Survint la Révolution : dès le début de juillet 1789, le peuple de Paris pensa tout de suite à s’armer ; il se jeta sur le garde-meuble, et s’empara de tout ce qui lui parut utile à l’équipement de la milice nationale naissante, respectant les objets d’art et ne réclamant, selon la formule en vogue, que « du fer pour foudroyer les tyrans ». On lui abandonna les panoplies, faute de résistance possible, et il y eut certainement des bourgeois, héroïques mais naïfs, qui marchèrent à l’assaut de la Bastille munis d’arbalètes ou de sarbacanes et empêtrés de boucliers, de corselets ou de cuissards provenant de preux du moyen âge. Même la tradition assure que c’est un projectile tiré par l’un des canons d’argent du roi de Siam qui coupa la chaîne du pont-levis de la forteresse, assurant ainsi la victoire des assaillants.

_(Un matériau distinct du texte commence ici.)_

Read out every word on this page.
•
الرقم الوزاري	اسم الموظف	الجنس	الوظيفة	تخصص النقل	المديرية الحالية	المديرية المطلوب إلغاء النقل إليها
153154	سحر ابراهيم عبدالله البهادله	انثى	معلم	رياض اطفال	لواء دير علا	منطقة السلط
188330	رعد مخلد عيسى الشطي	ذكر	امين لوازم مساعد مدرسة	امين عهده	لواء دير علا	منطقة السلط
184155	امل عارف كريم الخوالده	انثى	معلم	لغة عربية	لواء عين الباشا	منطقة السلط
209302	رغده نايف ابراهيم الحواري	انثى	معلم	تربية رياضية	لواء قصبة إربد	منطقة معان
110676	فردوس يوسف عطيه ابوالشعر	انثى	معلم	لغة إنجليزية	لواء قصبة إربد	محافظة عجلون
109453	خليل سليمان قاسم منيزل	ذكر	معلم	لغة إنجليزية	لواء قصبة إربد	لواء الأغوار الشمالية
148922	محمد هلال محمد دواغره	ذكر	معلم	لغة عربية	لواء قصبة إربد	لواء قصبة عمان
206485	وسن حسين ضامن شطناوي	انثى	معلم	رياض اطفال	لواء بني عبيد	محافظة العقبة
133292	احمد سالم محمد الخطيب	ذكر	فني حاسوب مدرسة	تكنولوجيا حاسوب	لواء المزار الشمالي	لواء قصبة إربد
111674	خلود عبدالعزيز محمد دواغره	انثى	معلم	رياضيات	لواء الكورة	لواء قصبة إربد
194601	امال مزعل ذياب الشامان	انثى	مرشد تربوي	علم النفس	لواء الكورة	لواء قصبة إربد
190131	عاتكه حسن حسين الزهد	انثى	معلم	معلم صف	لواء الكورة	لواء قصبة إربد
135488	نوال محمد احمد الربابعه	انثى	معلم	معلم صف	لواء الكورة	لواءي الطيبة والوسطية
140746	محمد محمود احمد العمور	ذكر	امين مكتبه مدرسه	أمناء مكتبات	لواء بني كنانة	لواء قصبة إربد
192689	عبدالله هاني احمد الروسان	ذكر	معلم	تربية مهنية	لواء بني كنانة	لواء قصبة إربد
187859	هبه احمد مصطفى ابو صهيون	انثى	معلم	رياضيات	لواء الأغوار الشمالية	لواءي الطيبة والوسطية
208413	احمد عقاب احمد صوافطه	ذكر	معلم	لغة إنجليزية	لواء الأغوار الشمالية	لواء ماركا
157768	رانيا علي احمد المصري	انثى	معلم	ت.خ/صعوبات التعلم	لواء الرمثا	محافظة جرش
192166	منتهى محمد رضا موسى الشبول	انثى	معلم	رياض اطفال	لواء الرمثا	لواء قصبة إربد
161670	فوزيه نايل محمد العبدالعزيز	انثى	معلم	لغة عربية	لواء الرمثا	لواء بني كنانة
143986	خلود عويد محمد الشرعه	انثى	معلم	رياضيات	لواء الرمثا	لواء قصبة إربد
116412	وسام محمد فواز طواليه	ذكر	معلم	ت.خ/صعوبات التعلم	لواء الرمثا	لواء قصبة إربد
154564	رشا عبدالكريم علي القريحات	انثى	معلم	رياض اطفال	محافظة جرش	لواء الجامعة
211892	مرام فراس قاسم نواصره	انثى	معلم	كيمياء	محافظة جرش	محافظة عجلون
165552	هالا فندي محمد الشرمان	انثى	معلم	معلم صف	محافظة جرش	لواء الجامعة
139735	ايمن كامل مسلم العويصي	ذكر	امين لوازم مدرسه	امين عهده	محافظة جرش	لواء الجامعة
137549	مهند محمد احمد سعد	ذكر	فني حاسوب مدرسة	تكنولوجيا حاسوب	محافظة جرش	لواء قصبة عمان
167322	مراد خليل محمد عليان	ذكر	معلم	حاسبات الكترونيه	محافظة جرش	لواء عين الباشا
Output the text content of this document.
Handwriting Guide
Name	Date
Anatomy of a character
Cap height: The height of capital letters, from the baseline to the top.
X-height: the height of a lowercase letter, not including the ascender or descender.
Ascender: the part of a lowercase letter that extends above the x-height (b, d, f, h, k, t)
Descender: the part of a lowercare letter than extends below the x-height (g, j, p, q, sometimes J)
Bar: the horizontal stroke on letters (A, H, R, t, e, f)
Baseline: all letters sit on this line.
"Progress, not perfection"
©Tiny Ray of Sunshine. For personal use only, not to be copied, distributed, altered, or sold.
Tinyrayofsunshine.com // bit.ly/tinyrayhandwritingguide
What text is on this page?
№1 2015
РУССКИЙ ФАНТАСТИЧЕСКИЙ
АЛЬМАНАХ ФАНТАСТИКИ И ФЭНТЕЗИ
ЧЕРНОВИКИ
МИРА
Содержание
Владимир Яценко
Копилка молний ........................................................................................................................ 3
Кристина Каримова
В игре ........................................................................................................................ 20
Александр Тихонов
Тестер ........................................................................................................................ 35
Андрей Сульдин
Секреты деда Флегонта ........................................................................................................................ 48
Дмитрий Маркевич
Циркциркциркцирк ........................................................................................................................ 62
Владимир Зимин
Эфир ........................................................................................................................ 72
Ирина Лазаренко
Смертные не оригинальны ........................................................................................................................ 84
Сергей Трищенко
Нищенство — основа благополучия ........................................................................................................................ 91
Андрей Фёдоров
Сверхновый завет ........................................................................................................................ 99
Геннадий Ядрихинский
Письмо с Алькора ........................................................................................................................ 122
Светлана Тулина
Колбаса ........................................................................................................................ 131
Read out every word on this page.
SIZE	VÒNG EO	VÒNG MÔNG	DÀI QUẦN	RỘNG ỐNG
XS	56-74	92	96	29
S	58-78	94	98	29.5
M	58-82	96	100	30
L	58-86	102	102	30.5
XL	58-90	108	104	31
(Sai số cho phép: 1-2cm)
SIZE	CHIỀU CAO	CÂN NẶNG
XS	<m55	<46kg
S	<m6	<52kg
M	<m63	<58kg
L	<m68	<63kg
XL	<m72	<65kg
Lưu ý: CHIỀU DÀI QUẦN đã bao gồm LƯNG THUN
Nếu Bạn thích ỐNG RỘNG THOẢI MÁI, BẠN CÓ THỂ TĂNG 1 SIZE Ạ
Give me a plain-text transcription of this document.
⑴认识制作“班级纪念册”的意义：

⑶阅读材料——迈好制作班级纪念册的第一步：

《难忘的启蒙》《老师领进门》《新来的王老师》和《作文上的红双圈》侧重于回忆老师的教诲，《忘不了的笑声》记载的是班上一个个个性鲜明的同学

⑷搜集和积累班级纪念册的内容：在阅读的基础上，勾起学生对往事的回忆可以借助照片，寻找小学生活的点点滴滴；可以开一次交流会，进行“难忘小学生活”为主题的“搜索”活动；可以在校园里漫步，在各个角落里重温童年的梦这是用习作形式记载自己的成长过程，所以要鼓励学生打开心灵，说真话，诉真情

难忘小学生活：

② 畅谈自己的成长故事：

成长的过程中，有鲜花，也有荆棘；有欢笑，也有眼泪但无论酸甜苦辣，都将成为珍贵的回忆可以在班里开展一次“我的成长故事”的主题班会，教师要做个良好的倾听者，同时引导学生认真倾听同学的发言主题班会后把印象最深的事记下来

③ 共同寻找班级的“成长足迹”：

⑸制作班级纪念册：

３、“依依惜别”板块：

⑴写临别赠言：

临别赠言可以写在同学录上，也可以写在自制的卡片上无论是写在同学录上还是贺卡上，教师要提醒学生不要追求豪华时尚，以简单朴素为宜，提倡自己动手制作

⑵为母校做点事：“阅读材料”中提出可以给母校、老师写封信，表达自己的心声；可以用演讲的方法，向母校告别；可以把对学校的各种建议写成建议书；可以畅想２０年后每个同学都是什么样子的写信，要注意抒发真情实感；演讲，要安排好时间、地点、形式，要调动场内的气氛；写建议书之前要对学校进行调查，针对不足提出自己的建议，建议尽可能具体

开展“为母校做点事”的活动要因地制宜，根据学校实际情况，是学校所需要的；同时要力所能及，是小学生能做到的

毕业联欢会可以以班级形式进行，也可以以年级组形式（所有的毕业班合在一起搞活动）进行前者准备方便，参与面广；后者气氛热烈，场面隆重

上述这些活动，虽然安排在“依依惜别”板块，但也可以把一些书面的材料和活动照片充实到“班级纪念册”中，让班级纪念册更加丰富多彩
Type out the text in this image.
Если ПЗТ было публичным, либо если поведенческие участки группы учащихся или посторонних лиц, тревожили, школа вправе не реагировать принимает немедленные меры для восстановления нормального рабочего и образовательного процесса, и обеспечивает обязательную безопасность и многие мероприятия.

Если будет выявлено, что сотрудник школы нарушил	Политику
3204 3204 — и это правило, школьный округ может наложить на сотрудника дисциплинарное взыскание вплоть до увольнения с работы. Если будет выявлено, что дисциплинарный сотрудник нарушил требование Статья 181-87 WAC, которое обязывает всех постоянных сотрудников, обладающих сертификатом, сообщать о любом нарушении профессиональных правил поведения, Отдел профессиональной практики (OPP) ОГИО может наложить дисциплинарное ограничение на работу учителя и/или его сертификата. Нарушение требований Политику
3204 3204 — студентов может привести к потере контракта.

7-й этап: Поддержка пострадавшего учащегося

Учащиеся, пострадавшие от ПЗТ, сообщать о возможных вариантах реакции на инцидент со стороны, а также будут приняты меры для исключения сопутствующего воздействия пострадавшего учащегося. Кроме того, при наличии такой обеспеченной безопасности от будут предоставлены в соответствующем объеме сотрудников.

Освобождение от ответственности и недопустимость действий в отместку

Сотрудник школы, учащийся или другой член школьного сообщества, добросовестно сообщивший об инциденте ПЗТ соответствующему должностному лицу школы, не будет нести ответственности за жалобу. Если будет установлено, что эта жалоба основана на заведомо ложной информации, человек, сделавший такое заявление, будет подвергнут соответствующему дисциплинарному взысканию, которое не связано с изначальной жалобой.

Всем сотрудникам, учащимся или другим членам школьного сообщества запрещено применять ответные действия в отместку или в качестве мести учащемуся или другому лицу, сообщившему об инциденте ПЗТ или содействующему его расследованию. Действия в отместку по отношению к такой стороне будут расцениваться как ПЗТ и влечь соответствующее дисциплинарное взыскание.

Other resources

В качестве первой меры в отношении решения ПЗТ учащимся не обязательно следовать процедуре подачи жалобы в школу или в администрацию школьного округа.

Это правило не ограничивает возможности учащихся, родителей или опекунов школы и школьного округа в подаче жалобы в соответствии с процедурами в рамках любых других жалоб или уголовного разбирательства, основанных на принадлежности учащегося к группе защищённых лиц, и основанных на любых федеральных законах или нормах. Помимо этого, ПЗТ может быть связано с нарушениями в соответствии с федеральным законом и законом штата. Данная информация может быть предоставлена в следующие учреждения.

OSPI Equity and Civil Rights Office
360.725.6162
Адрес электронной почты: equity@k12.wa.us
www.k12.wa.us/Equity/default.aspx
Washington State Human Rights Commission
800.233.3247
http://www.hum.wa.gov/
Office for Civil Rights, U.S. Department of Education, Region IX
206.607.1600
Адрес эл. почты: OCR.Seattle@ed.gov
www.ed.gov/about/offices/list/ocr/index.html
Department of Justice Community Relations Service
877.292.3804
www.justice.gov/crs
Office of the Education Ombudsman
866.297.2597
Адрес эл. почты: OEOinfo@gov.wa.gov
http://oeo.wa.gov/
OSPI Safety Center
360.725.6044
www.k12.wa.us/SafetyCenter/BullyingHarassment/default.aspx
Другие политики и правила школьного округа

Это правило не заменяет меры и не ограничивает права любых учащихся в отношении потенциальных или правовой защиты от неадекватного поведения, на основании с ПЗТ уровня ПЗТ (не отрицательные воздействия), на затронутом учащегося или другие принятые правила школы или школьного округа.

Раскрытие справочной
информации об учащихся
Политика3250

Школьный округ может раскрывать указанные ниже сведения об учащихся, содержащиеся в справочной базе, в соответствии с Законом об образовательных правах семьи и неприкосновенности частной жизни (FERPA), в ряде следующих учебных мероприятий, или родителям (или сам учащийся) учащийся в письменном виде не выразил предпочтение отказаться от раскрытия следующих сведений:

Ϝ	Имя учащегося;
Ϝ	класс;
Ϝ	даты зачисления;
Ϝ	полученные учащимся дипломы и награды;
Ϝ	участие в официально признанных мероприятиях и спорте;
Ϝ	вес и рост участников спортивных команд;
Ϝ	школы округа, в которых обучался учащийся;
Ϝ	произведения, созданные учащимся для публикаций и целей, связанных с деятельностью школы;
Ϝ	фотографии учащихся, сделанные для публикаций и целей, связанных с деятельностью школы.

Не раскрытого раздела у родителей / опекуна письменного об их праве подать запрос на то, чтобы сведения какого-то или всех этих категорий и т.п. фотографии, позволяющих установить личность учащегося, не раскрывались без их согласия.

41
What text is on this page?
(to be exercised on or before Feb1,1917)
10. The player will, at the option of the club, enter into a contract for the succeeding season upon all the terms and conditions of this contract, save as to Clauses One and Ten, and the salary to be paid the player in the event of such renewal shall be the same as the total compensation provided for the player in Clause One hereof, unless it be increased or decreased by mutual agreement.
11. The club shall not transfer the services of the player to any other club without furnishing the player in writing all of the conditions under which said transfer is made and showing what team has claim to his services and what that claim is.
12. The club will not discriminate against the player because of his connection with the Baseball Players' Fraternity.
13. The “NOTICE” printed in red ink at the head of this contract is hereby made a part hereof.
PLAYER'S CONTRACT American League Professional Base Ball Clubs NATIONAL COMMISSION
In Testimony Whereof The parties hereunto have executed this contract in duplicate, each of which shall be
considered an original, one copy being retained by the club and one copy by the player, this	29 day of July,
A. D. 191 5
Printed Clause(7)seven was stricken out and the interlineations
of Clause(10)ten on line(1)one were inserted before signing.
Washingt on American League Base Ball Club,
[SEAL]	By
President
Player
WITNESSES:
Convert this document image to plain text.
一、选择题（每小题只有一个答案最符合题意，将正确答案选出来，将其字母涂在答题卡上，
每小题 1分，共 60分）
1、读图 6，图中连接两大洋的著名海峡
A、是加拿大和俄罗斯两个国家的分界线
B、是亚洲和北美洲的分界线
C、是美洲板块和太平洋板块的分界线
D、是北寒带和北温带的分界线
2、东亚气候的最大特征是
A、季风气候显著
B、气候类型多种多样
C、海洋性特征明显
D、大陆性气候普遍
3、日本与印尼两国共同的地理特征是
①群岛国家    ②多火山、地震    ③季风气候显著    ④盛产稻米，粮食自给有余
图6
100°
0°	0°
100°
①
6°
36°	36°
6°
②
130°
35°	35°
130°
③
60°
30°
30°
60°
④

Les collections de bijoux, et de tous les objets qui n’étaient pas de nature à tenter des militaires improvisés, restaient intactes et, quand la monarchie s’effondra, le 10 août 1792, la nation, embarrassée de ces vaines richesses, se contenta, en attendant une décision, de poser les scellés sur toutes les portes extérieures et intérieures du garde-meuble. Les choses en étaient là quand les massacres de septembre jetèrent dans la ville la consternation. Thierry avait quitté la place : son successeur, Restout, bien tranquille sur le sort des trésors dont il avait la garde puisqu’ils se trouvaient sous les scellés inviolables, n’était pourtant pas très rassuré d’habiter un lieu si désert ; d’autant plus que, sur la place même, s’était élevée, sous prétexte d’estaminet, une baraque qui, la nuit venue, servait de repaire à des bandes de malandrins délivrés des prisons par les septembriseurs. Il est vrai que le garde-meuble comportait deux corps de garde, l’un à l’entrée centrale du monument, l’autre à la porte de la rue Saint-Florentin ; mais les soldats-citoyens chargés de les occuper ne se montraient ni exacts ni aguerris, et, dès le soir tombé, ne quittaient pas leurs lits de camp où ils dormaient à poings fermés.

Il paraît que, de nos jours, un « grand cambriolage », à retentissement international, doit faire l’objet d’une longue, minutieuse et scientifique préparation. On « travaillait » jadis sans tant de précautions et, si l’on peut dire « à la bonne franquette ». Jugez-en : le 11 septembre 1792, à 11 heures du soir, une bande de vingt ou trente hommes se rassemble sur la place ; plusieurs portent l’uniforme des gardes nationaux, de façon à simuler une patrouille. Ce que voyant, le milicien en sentinelle à la porte du garde-meuble, rassuré par la présence de ces collègues vigilants, rentre au poste, se couche et s’endort. La belle façade de Gabriel se dresse dans l’ombre ; deux lanternes supportées par des potences de fer, à la hauteur du premier étage, mettent seules des points lumineux dans l’obscurité profonde. Elles n’éclairaient pas beaucoup, mais elles avaient pourtant leur utilité, ainsi qu’on va le voir. S’aidant de la corde de ces réverbères, les hommes se hissent, l’un après l’autre, jusqu’au balcon, l’enjambent, se trouvent dans la loggia, enfoncent le volet d’une fenêtre et pénètrent dans le ci-devant musée. Ils sont bien certains de n’être pas dérangés, car, du côté de l’intérieur, les scellés apposés aux portes les protègent, nul n’oserait briser ces cachets ni déchirer ces bandes de toile que le sceau de la nation rend sacrés. Et voilà les tiroirs forcés, les vitrines brisées, les poches remplies ; la rafle se prolonge durant trois heures de quiétude parfaite, au bout desquelles les hardis pillards, redescendant sur la place par le même chemin qu’ils ont pris à la montée, vont partager leur butin au bord de la rivière.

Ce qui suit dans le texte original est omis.